No, I don't think he would have been much different. At first, yes, but eventually he would have sensed which way the wind was blowing.

LuĂ­s Henrique
16th December 2007, 12:10
Originally posted by [email protected] 16, 2007 01:10 am
eventually he would have sensed which way the wind was blowing.
If he was to be elected, though, the winds ought to be blowing in a different direction.

Luís Henrique

Dimentio
16th December 2007, 15:01
Actually, the newspapers did not expect Truman to win either. They even had first pages where the head news were that Truman had been defeated on november 03.

oujiQualm
17th December 2007, 00:37
Originally posted by Luís Henrique+December 16, 2007 12:09 pm--> (Luís Henrique @ December 16, 2007 12:09 pm)
[email protected] 16, 2007 01:10 am
eventually he would have sensed which way the wind was blowing.
If he was to be elected, though, the winds ought to be blowing in a different direction.

Luís Henrique [/b]
good point.

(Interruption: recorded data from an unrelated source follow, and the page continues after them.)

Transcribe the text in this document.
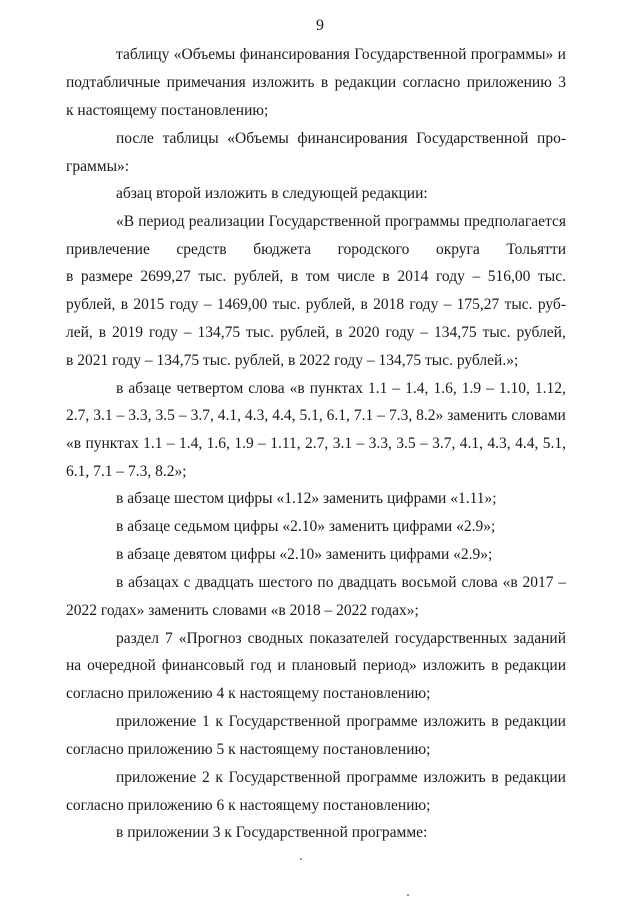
9
таблицу «Объемы финансирования Государственной программы» и
подтабличные примечания изложить в редакции согласно приложению 3
к настоящему постановлению;
после таблицы «Объемы финансирования Государственной про-
граммы»:
абзац второй изложить в следующей редакции:
«В период реализации Государственной программы предполагается
привлечение средств бюджета городского округа Тольятти
в размере 2699,27 тыс. рублей, в том числе в 2014 году – 516,00 тыс.
рублей, в 2015 году – 1469,00 тыс. рублей, в 2018 году – 175,27 тыс. руб-
лей, в 2019 году – 134,75 тыс. рублей, в 2020 году – 134,75 тыс. рублей,
в 2021 году – 134,75 тыс. рублей, в 2022 году – 134,75 тыс. рублей.»;
в абзаце четвертом слова «в пунктах 1.1 – 1.4, 1.6, 1.9 – 1.10, 1.12,
2.7, 3.1 – 3.3, 3.5 – 3.7, 4.1, 4.3, 4.4, 5.1, 6.1, 7.1 – 7.3, 8.2» заменить словами
«в пунктах 1.1 – 1.4, 1.6, 1.9 – 1.11, 2.7, 3.1 – 3.3, 3.5 – 3.7, 4.1, 4.3, 4.4, 5.1,
6.1, 7.1 – 7.3, 8.2»;
в абзаце шестом цифры «1.12» заменить цифрами «1.11»;
в абзаце седьмом цифры «2.10» заменить цифрами «2.9»;
в абзаце девятом цифры «2.10» заменить цифрами «2.9»;
в абзацах с двадцать шестого по двадцать восьмой слова «в 2017 –
2022 годах» заменить словами «в 2018 – 2022 годах»;
раздел 7 «Прогноз сводных показателей государственных заданий
на очередной финансовый год и плановый период» изложить в редакции
согласно приложению 4 к настоящему постановлению;
приложение 1 к Государственной программе изложить в редакции
согласно приложению 5 к настоящему постановлению;
приложение 2 к Государственной программе изложить в редакции
согласно приложению 6 к настоящему постановлению;
в приложении 3 к Государственной программе:
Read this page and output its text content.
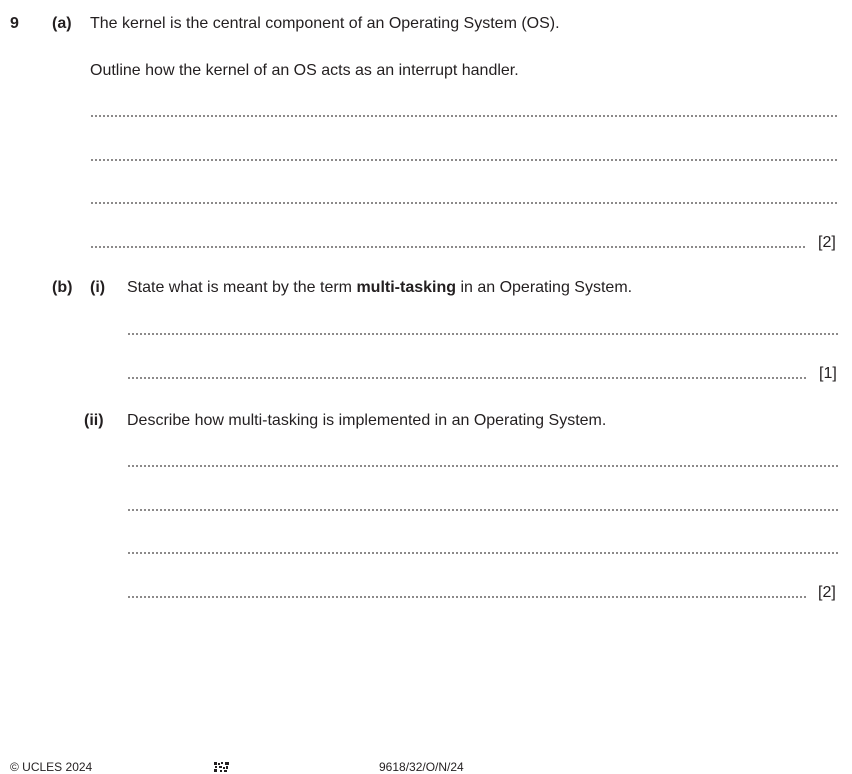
9 (a) The kernel is the central component of an Operating System (OS).
Outline how the kernel of an OS acts as an interrupt handler.
[2]
(b) (i) State what is meant by the term multi-tasking in an Operating System.
[1]
(ii) Describe how multi-tasking is implemented in an Operating System.
[2]
© UCLES 2024	9618/32/O/N/24
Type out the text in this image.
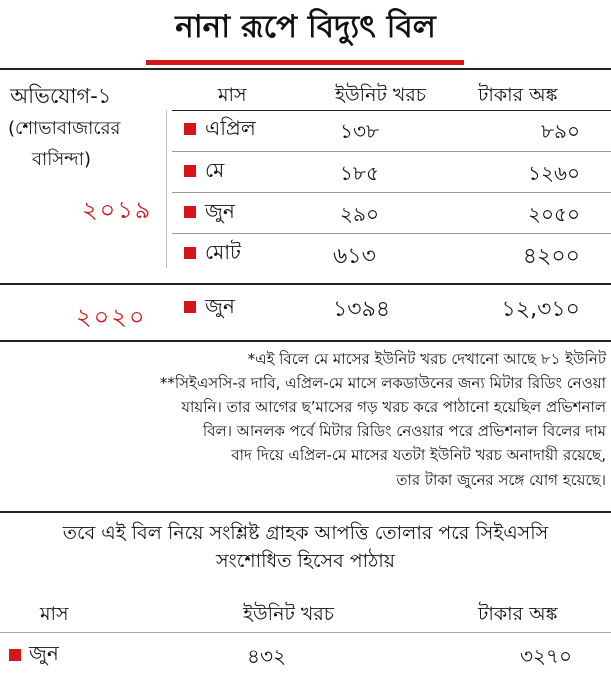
নানা রূপে বিদ্যুৎ বিল
অভিযোগ-১
(শোভাবাজারের
বাসিন্দা)
২০১৯
মাস	ইউনিট খরচ	টাকার অঙ্ক
এপ্রিল	১৩৮	৮৯০
মে	১৮৫	১২৬০
জুন	২৯০	২০৫০
মোট	৬১৩	৪২০০
২০২০	জুন	১৩৯৪	১২,৩১০
*এই বিলে মে মাসের ইউনিট খরচ দেখানো আছে ৮১ ইউনিট
**সিইএসসি-র দাবি, এপ্রিল-মে মাসে লকডাউনের জন্য মিটার রিডিং নেওয়া
যায়নি। তার আগের ছ’মাসের গড় খরচ করে পাঠানো হয়েছিল প্রভিশনাল
বিল। আনলক পর্বে মিটার রিডিং নেওয়ার পরে প্রভিশনাল বিলের দাম
বাদ দিয়ে এপ্রিল-মে মাসের যতটা ইউনিট খরচ অনাদায়ী রয়েছে,
তার টাকা জুনের সঙ্গে যোগ হয়েছে।
তবে এই বিল নিয়ে সংশ্লিষ্ট গ্রাহক আপত্তি তোলার পরে সিইএসসি
সংশোধিত হিসেব পাঠায়
মাস	ইউনিট খরচ	টাকার অঙ্ক
জুন	৪৩২	৩২৭০
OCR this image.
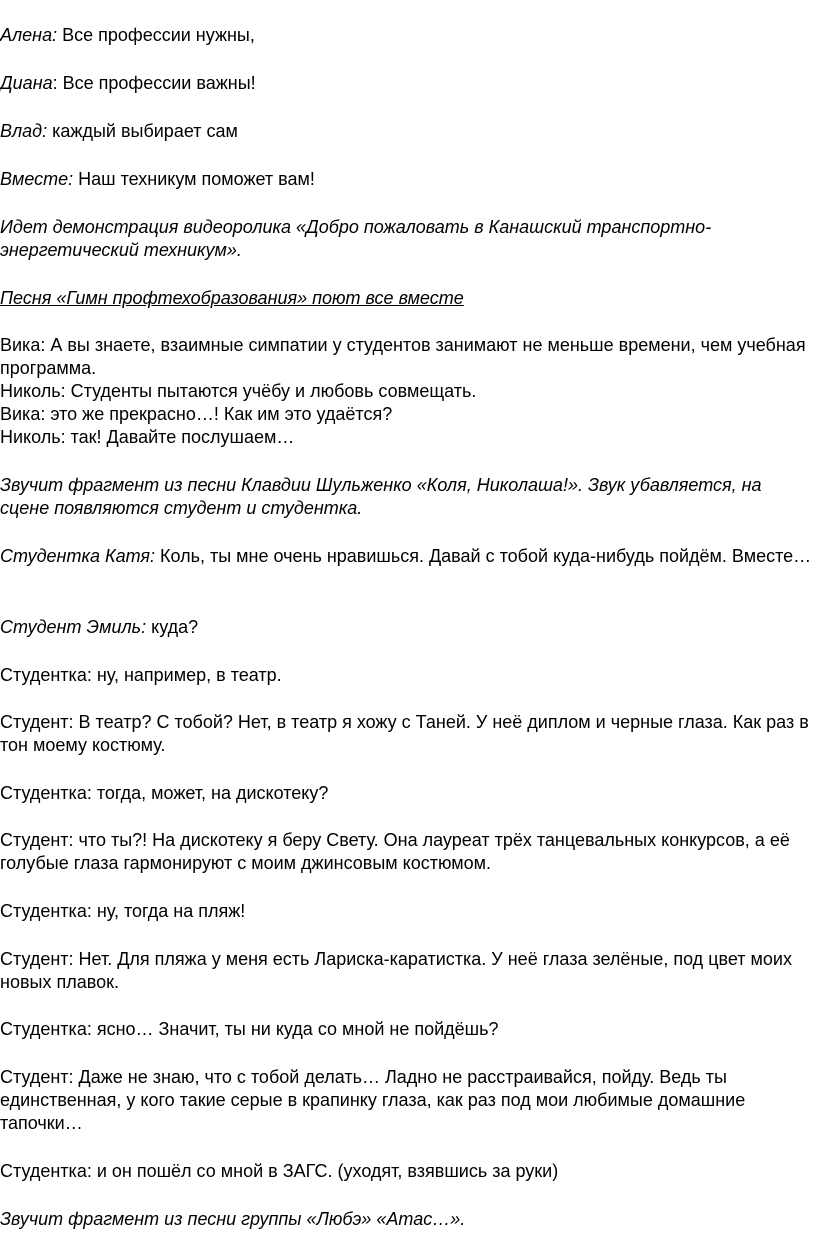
Алена: Все профессии нужны,

Диана: Все профессии важны!

Влад: каждый выбирает сам

Вместе: Наш техникум поможет вам!

Идет демонстрация видеоролика «Добро пожаловать в Канашский транспортно-энергетический техникум».

Песня «Гимн профтехобразования» поют все вместе

Вика: А вы знаете, взаимные симпатии у студентов занимают не меньше времени, чем учебная программа.

Николь: Студенты пытаются учёбу и любовь совмещать.

Вика: это же прекрасно…! Как им это удаётся?

Николь: так! Давайте послушаем…

Звучит фрагмент из песни Клавдии Шульженко «Коля, Николаша!». Звук убавляется, на сцене появляются студент и студентка.

Студентка Катя: Коль, ты мне очень нравишься. Давай с тобой куда-нибудь пойдём. Вместе…

Студент Эмиль: куда?

Студентка: ну, например, в театр.

Студент: В театр? С тобой? Нет, в театр я хожу с Таней. У неё диплом и черные глаза. Как раз в тон моему костюму.

Студентка: тогда, может, на дискотеку?

Студент: что ты?! На дискотеку я беру Свету. Она лауреат трёх танцевальных конкурсов, а её голубые глаза гармонируют с моим джинсовым костюмом.

Студентка: ну, тогда на пляж!

Студент: Нет. Для пляжа у меня есть Лариска-каратистка. У неё глаза зелёные, под цвет моих новых плавок.

Студентка: ясно… Значит, ты ни куда со мной не пойдёшь?

Студент: Даже не знаю, что с тобой делать… Ладно не расстраивайся, пойду. Ведь ты единственная, у кого такие серые в крапинку глаза, как раз под мои любимые домашние тапочки…

Студентка: и он пошёл со мной в ЗАГС. (уходят, взявшись за руки)

Звучит фрагмент из песни группы «Любэ» «Атас…».
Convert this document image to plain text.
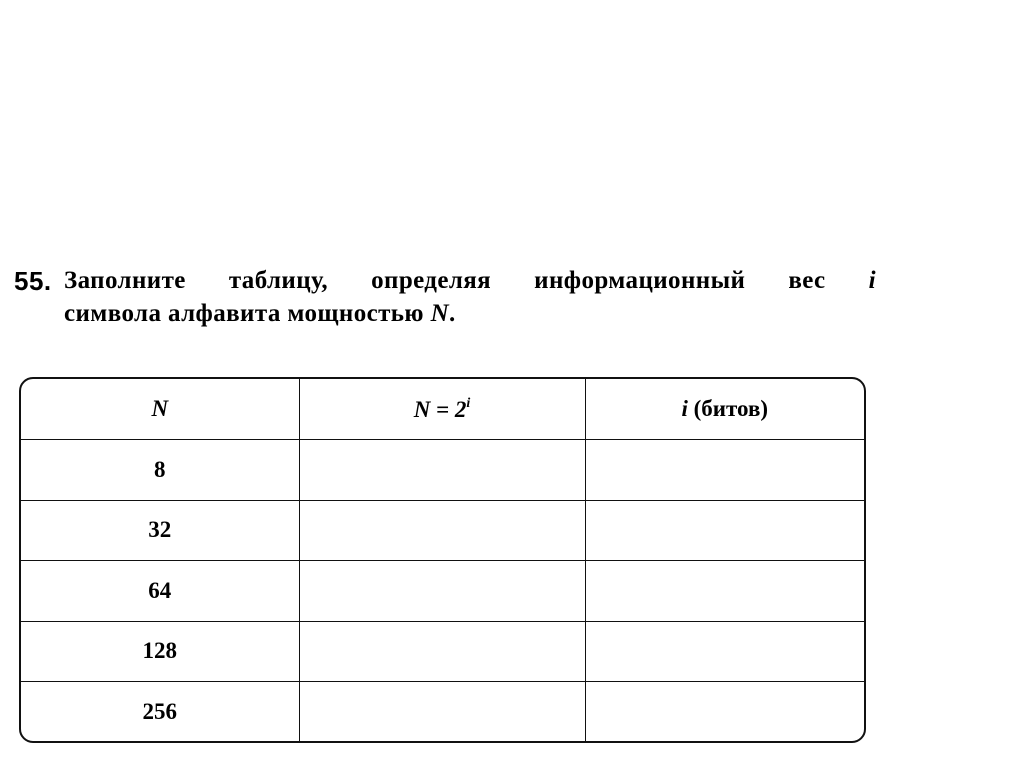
55. Заполните таблицу, определяя информационный вес i
символа алфавита мощностью N.
N	$N = 2^i$	i (битов)
8		
32		
64		
128		
256		
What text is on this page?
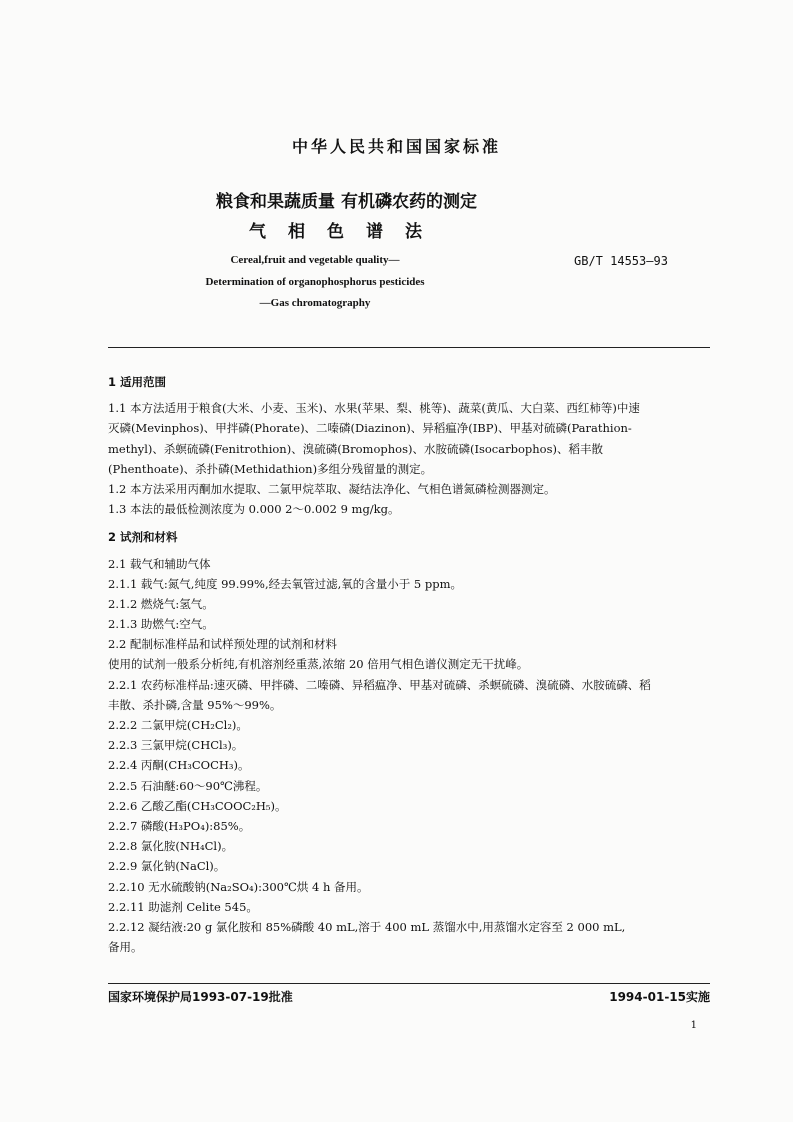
中华人民共和国国家标准
粮食和果蔬质量 有机磷农药的测定
气相色谱法
Cereal,fruit and vegetable quality—
Determination of organophosphorus pesticides
—Gas chromatography
GB/T 14553—93
1 适用范围
1.1 本方法适用于粮食(大米、小麦、玉米)、水果(苹果、梨、桃等)、蔬菜(黄瓜、大白菜、西红柿等)中速
灭磷(Mevinphos)、甲拌磷(Phorate)、二嗪磷(Diazinon)、异稻瘟净(IBP)、甲基对硫磷(Parathion-
methyl)、杀螟硫磷(Fenitrothion)、溴硫磷(Bromophos)、水胺硫磷(Isocarbophos)、稻丰散
(Phenthoate)、杀扑磷(Methidathion)多组分残留量的测定。
1.2 本方法采用丙酮加水提取、二氯甲烷萃取、凝结法净化、气相色谱氮磷检测器测定。
1.3 本法的最低检测浓度为 0.000 2～0.002 9 mg/kg。
2 试剂和材料
2.1 载气和辅助气体
2.1.1 载气:氮气,纯度 99.99%,经去氧管过滤,氧的含量小于 5 ppm。
2.1.2 燃烧气:氢气。
2.1.3 助燃气:空气。
2.2 配制标准样品和试样预处理的试剂和材料
使用的试剂一般系分析纯,有机溶剂经重蒸,浓缩 20 倍用气相色谱仪测定无干扰峰。
2.2.1 农药标准样品:速灭磷、甲拌磷、二嗪磷、异稻瘟净、甲基对硫磷、杀螟硫磷、溴硫磷、水胺硫磷、稻
丰散、杀扑磷,含量 95%～99%。
2.2.2 二氯甲烷(CH₂Cl₂)。
2.2.3 三氯甲烷(CHCl₃)。
2.2.4 丙酮(CH₃COCH₃)。
2.2.5 石油醚:60～90℃沸程。
2.2.6 乙酸乙酯(CH₃COOC₂H₅)。
2.2.7 磷酸(H₃PO₄):85%。
2.2.8 氯化胺(NH₄Cl)。
2.2.9 氯化钠(NaCl)。
2.2.10 无水硫酸钠(Na₂SO₄):300℃烘 4 h 备用。
2.2.11 助滤剂 Celite 545。
2.2.12 凝结液:20 g 氯化胺和 85%磷酸 40 mL,溶于 400 mL 蒸馏水中,用蒸馏水定容至 2 000 mL,
备用。
国家环境保护局1993-07-19批准	1994-01-15实施
1
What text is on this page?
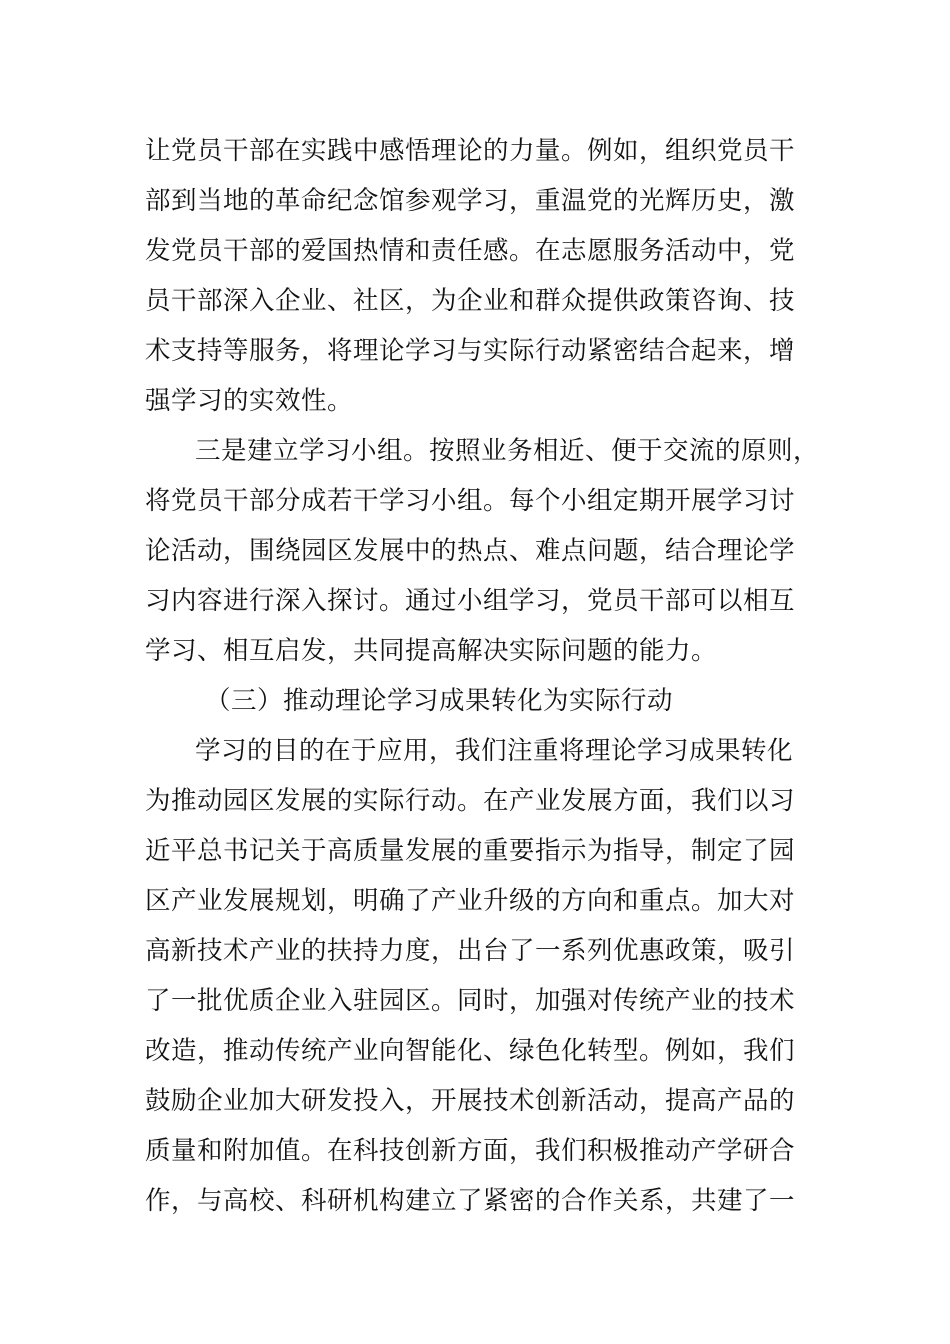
让党员干部在实践中感悟理论的力量。例如，组织党员干
部到当地的革命纪念馆参观学习，重温党的光辉历史，激
发党员干部的爱国热情和责任感。在志愿服务活动中，党
员干部深入企业、社区，为企业和群众提供政策咨询、技
术支持等服务，将理论学习与实际行动紧密结合起来，增
强学习的实效性。
三是建立学习小组。按照业务相近、便于交流的原则，
将党员干部分成若干学习小组。每个小组定期开展学习讨
论活动，围绕园区发展中的热点、难点问题，结合理论学
习内容进行深入探讨。通过小组学习，党员干部可以相互
学习、相互启发，共同提高解决实际问题的能力。
（三）推动理论学习成果转化为实际行动
学习的目的在于应用，我们注重将理论学习成果转化
为推动园区发展的实际行动。在产业发展方面，我们以习
近平总书记关于高质量发展的重要指示为指导，制定了园
区产业发展规划，明确了产业升级的方向和重点。加大对
高新技术产业的扶持力度，出台了一系列优惠政策，吸引
了一批优质企业入驻园区。同时，加强对传统产业的技术
改造，推动传统产业向智能化、绿色化转型。例如，我们
鼓励企业加大研发投入，开展技术创新活动，提高产品的
质量和附加值。在科技创新方面，我们积极推动产学研合
作，与高校、科研机构建立了紧密的合作关系，共建了一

Which raises the question of who made the winds! Certainly 1946 showed a degree of potential for further left advance

By 1950 though most of the Uions had abandoned shop floor activism in favor of the leader flies to Boca crap that has paralyzed the American labor movement since. A good source on this is the bio of Walter Reuther by ????cant remember right now. The author calls the UAW GM contract of 1950 the Treaty of Detroit because the union agreed to completely abandon all say so in terms of shop floor dicision making. In return they got a truly significant raise. But in the long run this may have been the bureacratizing death knell.

jacobin1949
17th December 2007, 00:44
Another thing to keep in mind is that the far right in America was still isolationist in the 1940s and into the 1950s. It was only with Ike and McCarthy that interventionism took over the Republican party. Most opposition to NATO came from the right!